Tra i metodi di attacco descritti, lo sfruttamento di vulnerabilità zero-day è senza dubbio il più pericoloso. Gli attaccanti possono sfruttare queste vulnerabilità per ottenere accesso non autorizzato ai sistemi, eseguire codice arbitrario e muoversi lateralmente all’interno di reti aziendali o governative senza essere rilevati dai tradizionali sistemi di sicurezza.

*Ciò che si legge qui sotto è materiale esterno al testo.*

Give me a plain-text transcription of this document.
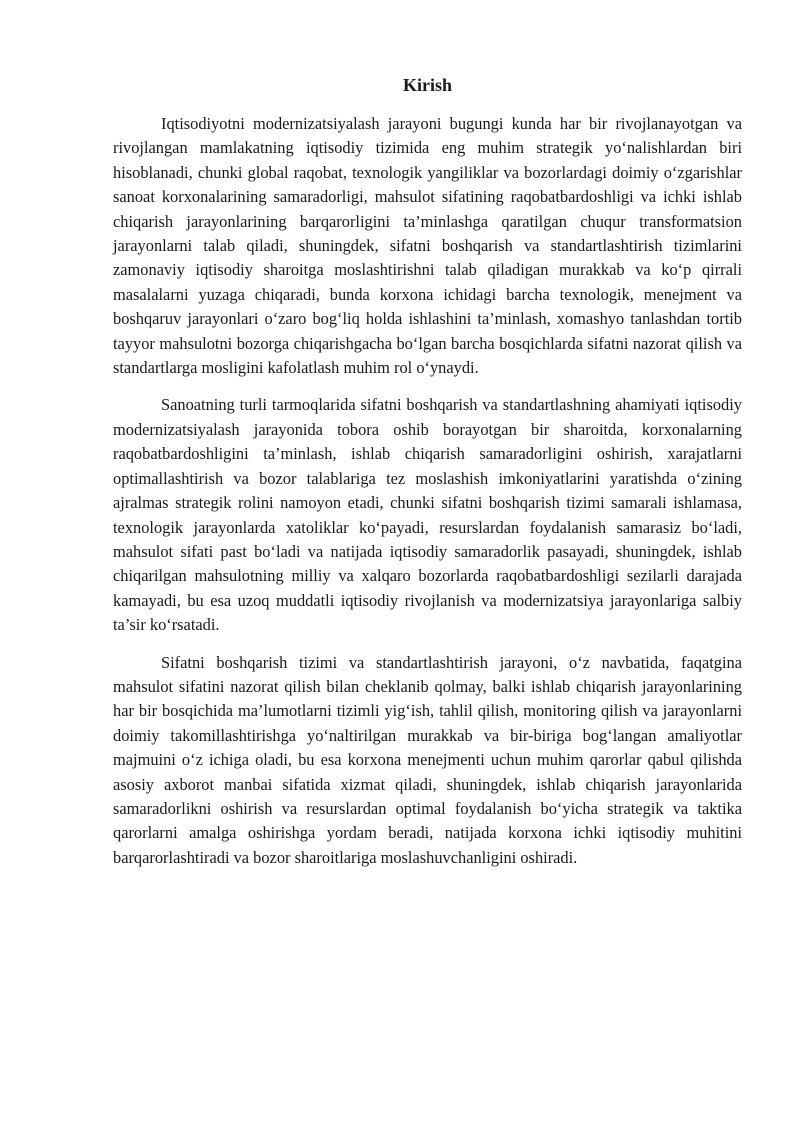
Kirish

Iqtisodiyotni modernizatsiyalash jarayoni bugungi kunda har bir rivojlanayotgan va rivojlangan mamlakatning iqtisodiy tizimida eng muhim strategik yo‘nalishlardan biri hisoblanadi, chunki global raqobat, texnologik yangiliklar va bozorlardagi doimiy o‘zgarishlar sanoat korxonalarining samaradorligi, mahsulot sifatining raqobatbardoshligi va ichki ishlab chiqarish jarayonlarining barqarorligini ta’minlashga qaratilgan chuqur transformatsion jarayonlarni talab qiladi, shuningdek, sifatni boshqarish va standartlashtirish tizimlarini zamonaviy iqtisodiy sharoitga moslashtirishni talab qiladigan murakkab va ko‘p qirrali masalalarni yuzaga chiqaradi, bunda korxona ichidagi barcha texnologik, menejment va boshqaruv jarayonlari o‘zaro bog‘liq holda ishlashini ta’minlash, xomashyo tanlashdan tortib tayyor mahsulotni bozorga chiqarishgacha bo‘lgan barcha bosqichlarda sifatni nazorat qilish va standartlarga mosligini kafolatlash muhim rol o‘ynaydi.

Sanoatning turli tarmoqlarida sifatni boshqarish va standartlashning ahamiyati iqtisodiy modernizatsiyalash jarayonida tobora oshib borayotgan bir sharoitda, korxonalarning raqobatbardoshligini ta’minlash, ishlab chiqarish samaradorligini oshirish, xarajatlarni optimallashtirish va bozor talablariga tez moslashish imkoniyatlarini yaratishda o‘zining ajralmas strategik rolini namoyon etadi, chunki sifatni boshqarish tizimi samarali ishlamasa, texnologik jarayonlarda xatoliklar ko‘payadi, resurslardan foydalanish samarasiz bo‘ladi, mahsulot sifati past bo‘ladi va natijada iqtisodiy samaradorlik pasayadi, shuningdek, ishlab chiqarilgan mahsulotning milliy va xalqaro bozorlarda raqobatbardoshligi sezilarli darajada kamayadi, bu esa uzoq muddatli iqtisodiy rivojlanish va modernizatsiya jarayonlariga salbiy ta’sir ko‘rsatadi.

Sifatni boshqarish tizimi va standartlashtirish jarayoni, o‘z navbatida, faqatgina mahsulot sifatini nazorat qilish bilan cheklanib qolmay, balki ishlab chiqarish jarayonlarining har bir bosqichida ma’lumotlarni tizimli yig‘ish, tahlil qilish, monitoring qilish va jarayonlarni doimiy takomillashtirishga yo‘naltirilgan murakkab va bir-biriga bog‘langan amaliyotlar majmuini o‘z ichiga oladi, bu esa korxona menejmenti uchun muhim qarorlar qabul qilishda asosiy axborot manbai sifatida xizmat qiladi, shuningdek, ishlab chiqarish jarayonlarida samaradorlikni oshirish va resurslardan optimal foydalanish bo‘yicha strategik va taktika qarorlarni amalga oshirishga yordam beradi, natijada korxona ichki iqtisodiy muhitini barqarorlashtiradi va bozor sharoitlariga moslashuvchanligini oshiradi.
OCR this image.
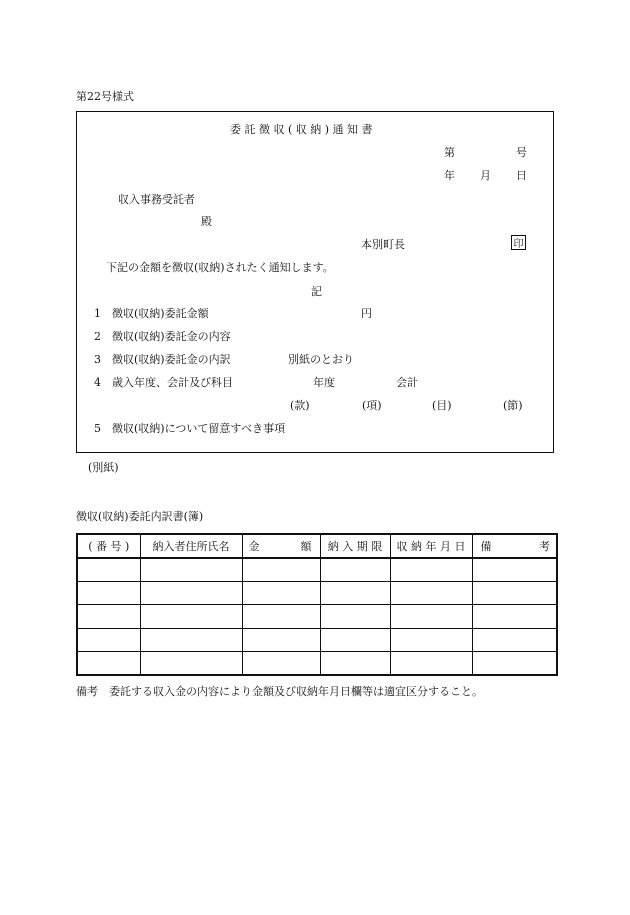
第22号様式
委 託 徴 収 ( 収 納 ) 通 知 書
第	号
年 月 日
収入事務受託者
殿
本別町長	印
下記の金額を徴収(収納)されたく通知します。
記
1 徴収(収納)委託金額	円
2 徴収(収納)委託金の内容
3 徴収(収納)委託金の内訳	別紙のとおり
4 歳入年度、会計及び科目	年度	会計
(款)	(項)	(目)	(節)
5 徴収(収納)について留意すべき事項
(別紙)
徴収(収納)委託内訳書(簿)
( 番 号 )	納入者住所氏名	金 額	納 入 期 限	収 納 年 月 日	備 考

備考　委託する収入金の内容により金額及び収納年月日欄等は適宜区分すること。
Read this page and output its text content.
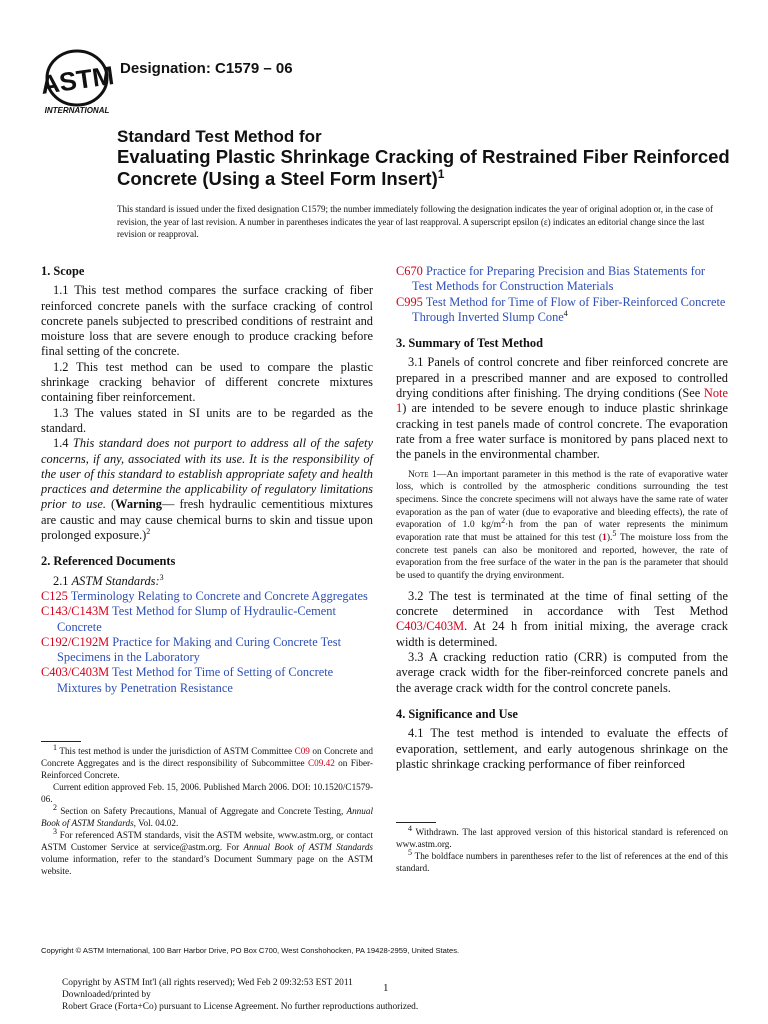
ASTM
INTERNATIONAL
Designation: C1579 – 06
Standard Test Method for
Evaluating Plastic Shrinkage Cracking of Restrained Fiber Reinforced Concrete (Using a Steel Form Insert)$^1$
This standard is issued under the fixed designation C1579; the number immediately following the designation indicates the year of original adoption or, in the case of revision, the year of last revision. A number in parentheses indicates the year of last reapproval. A superscript epsilon (ε) indicates an editorial change since the last revision or reapproval.
1. Scope

1.1 This test method compares the surface cracking of fiber reinforced concrete panels with the surface cracking of control concrete panels subjected to prescribed conditions of restraint and moisture loss that are severe enough to produce cracking before final setting of the concrete.

1.2 This test method can be used to compare the plastic shrinkage cracking behavior of different concrete mixtures containing fiber reinforcement.

1.3 The values stated in SI units are to be regarded as the standard.

1.4 This standard does not purport to address all of the safety concerns, if any, associated with its use. It is the responsibility of the user of this standard to establish appropriate safety and health practices and determine the applicability of regulatory limitations prior to use. (Warning— fresh hydraulic cementitious mixtures are caustic and may cause chemical burns to skin and tissue upon prolonged exposure.)$^2$

2. Referenced Documents

2.1 ASTM Standards:$^3$

C125 Terminology Relating to Concrete and Concrete Aggregates

C143/C143M Test Method for Slump of Hydraulic-Cement Concrete

C192/C192M Practice for Making and Curing Concrete Test Specimens in the Laboratory

C403/C403M Test Method for Time of Setting of Concrete Mixtures by Penetration Resistance

$^1$ This test method is under the jurisdiction of ASTM Committee C09 on Concrete and Concrete Aggregates and is the direct responsibility of Subcommittee C09.42 on Fiber-Reinforced Concrete.

Current edition approved Feb. 15, 2006. Published March 2006. DOI: 10.1520/C1579-06.

$^2$ Section on Safety Precautions, Manual of Aggregate and Concrete Testing, Annual Book of ASTM Standards, Vol. 04.02.

$^3$ For referenced ASTM standards, visit the ASTM website, www.astm.org, or contact ASTM Customer Service at service@astm.org. For Annual Book of ASTM Standards volume information, refer to the standard’s Document Summary page on the ASTM website.

C670 Practice for Preparing Precision and Bias Statements for Test Methods for Construction Materials

C995 Test Method for Time of Flow of Fiber-Reinforced Concrete Through Inverted Slump Cone$^4$

3. Summary of Test Method

3.1 Panels of control concrete and fiber reinforced concrete are prepared in a prescribed manner and are exposed to controlled drying conditions after finishing. The drying conditions (See Note 1) are intended to be severe enough to induce plastic shrinkage cracking in test panels made of control concrete. The evaporation rate from a free water surface is monitored by pans placed next to the panels in the environmental chamber.

Note 1—An important parameter in this method is the rate of evaporative water loss, which is controlled by the atmospheric conditions surrounding the test specimens. Since the concrete specimens will not always have the same rate of water evaporation as the pan of water (due to evaporative and bleeding effects), the rate of evaporation of 1.0 $kg/m^2\cdot h$ from the pan of water represents the minimum evaporation rate that must be attained for this test (1).$^5$ The moisture loss from the concrete test panels can also be monitored and reported, however, the rate of evaporation from the free surface of the water in the pan is the parameter that should be used to quantify the drying environment.

3.2 The test is terminated at the time of final setting of the concrete determined in accordance with Test Method C403/C403M. At 24 h from initial mixing, the average crack width is determined.

3.3 A cracking reduction ratio (CRR) is computed from the average crack width for the fiber-reinforced concrete panels and the average crack width for the control concrete panels.

4. Significance and Use

4.1 The test method is intended to evaluate the effects of evaporation, settlement, and early autogenous shrinkage on the plastic shrinkage cracking performance of fiber reinforced

$^4$ Withdrawn. The last approved version of this historical standard is referenced on www.astm.org.

$^5$ The boldface numbers in parentheses refer to the list of references at the end of this standard.

Copyright © ASTM International, 100 Barr Harbor Drive, PO Box C700, West Conshohocken, PA 19428-2959, United States.
Copyright by ASTM Int'l (all rights reserved); Wed Feb 2 09:32:53 EST 2011
Downloaded/printed by
Robert Grace (Forta+Co) pursuant to License Agreement. No further reproductions authorized.
1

Presentiamo alcuni esempi di vulnerabilità di rischio alto e critico rilevate recentemente:
Rischio Alto
Nome in codice: CVE-2025-27364
Descrizione: la vulnerabilità risiede nella funzionalità di compilazione dinamica degli agenti (noti come “implant”) del server Caldera. Un attaccante può inviare una richiesta web appositamente predisposta all’API del server Caldera, utilizzata per la compilazione e il download degli agenti Sandcat o Manx. Questa richiesta può sfruttare il flag del linker con sottocomandi, permettendo l’esecuzione di codice arbitrario sul server. Fortunatamente, è stata patchata.
Fonte: https://www.cve.org/CVERecord?id=CVE-2025-27364
Rischio Critico
Nome in codice: CVE-2025-24989
Descrizione: la vulnerabilità deriva da un controllo degli accessi inadeguato in Power Pages, consentendo a malintenzionati di bypassare i meccanismi di registrazione e ottenere privilegi elevati senza autorizzazione. Questo potrebbe portare all’accesso non autorizzato a dati sensibili e a funzionalità amministrative del sito. Microsoft ha già mitigato la situazione.